Following the devastating health and economic crisis caused by COVID-19, the global economy appears to be emerging from one of its deepest recessions and beginning a subdued recovery. Beyond the short term economic outlook, this edition of Global Economic Prospects makes clear, policymakers face formidable challenges—in public health, debt management, budget policies, central banking and structural reforms—as they try to ensure that this still-fragile global recovery gains traction and sets a foundation for robust growth and development in the longer run.
Governments, households, and firms all need to embrace a changed economic landscape. While protecting the most vulnerable, successful policies will be needed that allow capital, labor, skills, and innovation to shift to new purposes in order to build a greener, stronger post-COVID economic environment. Some countries already moving toward this type of dynamism and resilience, will need to redouble their efforts. For others, change is especially critical now, when fiscal positions are severely stretched by the pandemic and other drivers of long-term growth have weakened.

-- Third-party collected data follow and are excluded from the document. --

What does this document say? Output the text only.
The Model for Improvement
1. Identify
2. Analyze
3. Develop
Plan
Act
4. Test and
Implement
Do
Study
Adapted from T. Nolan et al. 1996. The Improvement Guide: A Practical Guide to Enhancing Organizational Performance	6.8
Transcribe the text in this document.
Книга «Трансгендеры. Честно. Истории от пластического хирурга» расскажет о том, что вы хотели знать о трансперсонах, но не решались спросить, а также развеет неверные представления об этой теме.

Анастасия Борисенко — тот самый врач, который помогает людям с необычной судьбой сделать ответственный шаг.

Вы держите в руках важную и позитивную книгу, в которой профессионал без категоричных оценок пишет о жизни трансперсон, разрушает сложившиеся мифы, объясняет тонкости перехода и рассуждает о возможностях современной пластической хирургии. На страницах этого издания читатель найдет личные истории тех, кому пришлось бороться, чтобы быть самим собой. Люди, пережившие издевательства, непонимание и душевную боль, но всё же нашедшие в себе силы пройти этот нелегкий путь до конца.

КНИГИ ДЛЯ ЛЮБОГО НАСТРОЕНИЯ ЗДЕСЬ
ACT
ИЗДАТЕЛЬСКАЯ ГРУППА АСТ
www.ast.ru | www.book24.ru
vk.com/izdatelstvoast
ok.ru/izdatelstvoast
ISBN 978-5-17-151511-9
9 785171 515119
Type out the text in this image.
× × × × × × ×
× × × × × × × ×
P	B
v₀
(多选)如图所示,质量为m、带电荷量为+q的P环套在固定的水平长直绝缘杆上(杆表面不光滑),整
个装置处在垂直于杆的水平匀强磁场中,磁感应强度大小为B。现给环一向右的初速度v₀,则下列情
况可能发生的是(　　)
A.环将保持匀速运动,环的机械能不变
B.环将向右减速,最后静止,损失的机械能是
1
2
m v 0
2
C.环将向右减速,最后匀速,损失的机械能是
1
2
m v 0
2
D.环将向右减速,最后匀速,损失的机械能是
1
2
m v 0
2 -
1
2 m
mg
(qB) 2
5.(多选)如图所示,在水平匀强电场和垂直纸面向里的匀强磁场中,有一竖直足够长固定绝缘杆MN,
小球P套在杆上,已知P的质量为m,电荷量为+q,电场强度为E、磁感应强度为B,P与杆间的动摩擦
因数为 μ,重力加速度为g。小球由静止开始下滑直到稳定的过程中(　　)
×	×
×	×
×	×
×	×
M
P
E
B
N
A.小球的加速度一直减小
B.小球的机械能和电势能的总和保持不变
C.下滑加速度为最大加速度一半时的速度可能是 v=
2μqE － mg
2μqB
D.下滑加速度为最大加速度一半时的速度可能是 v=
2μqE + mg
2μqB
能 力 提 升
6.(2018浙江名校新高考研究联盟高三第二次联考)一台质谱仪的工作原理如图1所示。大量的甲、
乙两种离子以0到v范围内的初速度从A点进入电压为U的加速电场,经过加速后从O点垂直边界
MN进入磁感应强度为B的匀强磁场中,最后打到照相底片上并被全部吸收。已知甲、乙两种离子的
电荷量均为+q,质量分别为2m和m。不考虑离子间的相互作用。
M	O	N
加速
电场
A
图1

Investment, in particular, collapsed in 2020 in many emerging market and developing economies, following a decade of persistent weakness. Investment growth is expected to resume in 2021, but, despite an uplift from advances in digital technology, not add enough to reverse the large 2020 decline. The experience of past crises raises a further concern—without urgent course correction, investment could remain feeble for years to come.
To counter the investment headwind, there needs to be a major push to improve business environments, increase labor and product market flexibility, and strengthen transparency and governance. These can re-kindle investment and help allocate it more effectively, but unsustainable debt burdens are a major obstacle. Already at record levels before the pandemic, both domestic and external debt burdens have become much heavier due to the devastating contraction in incomes across emerging market and developing economies.
To address the external debt burden, a comprehensive set of policy interventions is needed: broader participation by all private and official bilateral creditors in existing debt service relief efforts; deep debt reduction for countries in debt distress to increase the attractiveness for investment; better debt transparency practices that overcome secrecy and restrictions in debt contracts; legislative reforms to expedite the restructuring of private sector debt; and enhanced sequencing of these processes, which may involve countries running arrears with creditors as they work with international financial institutions to achieve debt sustainability.
Complicating the debt sustainability problem is the possibility that contingent liabilities from soaring private debt may be added to already high public debt. During the pandemic, many governments have supported lending to firms to address liquidity constraints, including loan guarantees, payment moratoria, and regulatory forbearance. These interventions highlight the challenge of balancing efforts to increase the availability of credit while maintaining proper regulatory standards to mitigate financial risks. As the health and economic crisis abates, these policies need to be reassessed periodically to ensure asset quality transparency and avoid undermining bank capitalization.
Policymakers also need to enhance supervisory assessments of loan quality and improve resolution and recovery regimes to address the potential challenges associated with elevated corporate debt levels. With non-performing loans likely to rise, more rapid bankruptcy and domestic debt resolution processes will be important in allowing assets to be relieved of litigation and repurposed for new uses. Adding new investment to productive existing assets will be vital for sustainable development.
In both the external and internal debt resolution processes, transparency is critical to bolster accountability, make future investment and debt more productive, and support the economic recoveries that are crucial for poverty reduction. Left unaddressed, the problem of unsustainable debt, and restructurings that do too little, will delay vital recoveries, especially in the poorest countries.
Mounting climate and environmental challenges add to the urgency of policy action, including on debt reduction and an improved investment framework. As countries formulate policies for recovery, they have a chance to embark on a greener, smarter, and more equitable development path. Investing in green infrastructure projects, phasing out fossil fuel subsidies, and offering incentives for environmentally sustainable technologies can buttress long-term growth, lower carbon output, create jobs, and help adapt to the effects of climate change.
Making the right investments now is vital both to support the recovery when it is urgently needed and foster resilience. Our response to the pandemic crisis today will shape our common future for years to come. We should seize the opportunity to lay the foundations for a durable, equitable, and sustainable global economy.